Die deutsche Wirtschaft geht in die Handelsauseinandersetzung in einer schwachen Verfassung. Im Februar sank die Produktion im produzierenden Gewerbe gegenüber dem Januar um 1,3 Prozent. Das trübte die Anfang des Jahres aufgekommenen Hoffnungen auf eine allmähliche Belebung der Konjunktur. Sowohl das Baugewerbe als auch die Industrie entwickelten sich im Februar schlecht. Der Auftragseingang im verarbeitenden Gewerbe stagnierte zuletzt. Dass der Warenexport im Februar um 1,8 Prozent gegenüber dem Vormonat stieg, lag nicht zuletzt an den Vorbereitungen auf die höheren Zölle: „US-Firmen haben gebunkert, die deutschen Firmen Lieferungen vorgezogen“, sagte Dirk Jandura, der Präsident des Handelsverbands BGA. Das dicke Ende komme aber noch, der Handelskrieg sei entfacht.

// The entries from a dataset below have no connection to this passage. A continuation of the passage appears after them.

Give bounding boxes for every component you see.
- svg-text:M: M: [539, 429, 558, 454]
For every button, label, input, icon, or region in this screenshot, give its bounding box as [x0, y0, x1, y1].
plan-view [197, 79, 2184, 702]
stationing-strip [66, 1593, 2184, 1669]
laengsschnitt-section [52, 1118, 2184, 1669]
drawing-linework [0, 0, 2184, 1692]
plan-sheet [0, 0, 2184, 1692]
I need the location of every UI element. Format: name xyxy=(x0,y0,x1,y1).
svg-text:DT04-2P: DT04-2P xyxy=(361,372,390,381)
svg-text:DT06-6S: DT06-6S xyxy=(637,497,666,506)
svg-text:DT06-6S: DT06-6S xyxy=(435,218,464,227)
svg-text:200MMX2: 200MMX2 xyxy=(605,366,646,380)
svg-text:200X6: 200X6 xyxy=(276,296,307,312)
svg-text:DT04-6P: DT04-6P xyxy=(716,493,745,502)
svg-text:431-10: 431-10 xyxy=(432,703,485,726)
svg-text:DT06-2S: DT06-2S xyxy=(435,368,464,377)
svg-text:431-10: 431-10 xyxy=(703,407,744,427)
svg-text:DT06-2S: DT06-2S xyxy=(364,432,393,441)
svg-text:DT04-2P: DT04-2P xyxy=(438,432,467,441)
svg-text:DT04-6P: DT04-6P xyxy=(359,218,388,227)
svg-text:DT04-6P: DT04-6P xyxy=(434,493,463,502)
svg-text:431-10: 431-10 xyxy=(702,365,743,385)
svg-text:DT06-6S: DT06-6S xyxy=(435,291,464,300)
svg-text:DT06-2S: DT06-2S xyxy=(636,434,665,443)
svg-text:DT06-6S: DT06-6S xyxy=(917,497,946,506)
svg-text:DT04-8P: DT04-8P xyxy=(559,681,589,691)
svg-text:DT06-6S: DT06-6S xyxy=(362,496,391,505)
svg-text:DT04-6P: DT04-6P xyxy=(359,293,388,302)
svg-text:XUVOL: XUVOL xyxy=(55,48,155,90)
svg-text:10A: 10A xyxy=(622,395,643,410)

Im Kanzleramt meidet man dieses Wort bislang noch. „Wir wollen ja keinen Handelskrieg herbeiführen, sondern das Ziel sollte schon sein, eher Handelshemmnisse weiter zu senken“, sagte Regierungssprecher Steffen Hebestreit in Berlin. Man dürfe jetzt „nicht kurzfristig emotional reagieren“, warnte er. Ähnlich äußerte sich Helena Melnikov, Hauptgeschäftsführerin der Deutschen Industrie- und Handelskammer (DIHK): „Wir als Europäer sollten auf impulsive Aktionen weiterhin sehr entschlossen, aber auch besonnen und mit kühlem Kopf reagieren.“ Die EU müsse jetzt „umso engagierter“ die eigenen Hausaufgaben machen, die Handelshemmnisse innerhalb des europäischen Binnenmarkts beseitigen und neue, verlässliche Handelspartner gewinnen. „Diversifizierung ist kein Luxus mehr, sondern eine Notwendigkeit, um wirtschaftliche Resilienz zu sichern.“ Laut einer Analyse des Internationalen Währungsfonds entsprechen im Binnenmarkt nach wie vor bestehende Handelshemmnisse im Warenverkehr einem Zollsatz von 44 Prozent, im Dienstleistungsbereich sogar 110 Prozent.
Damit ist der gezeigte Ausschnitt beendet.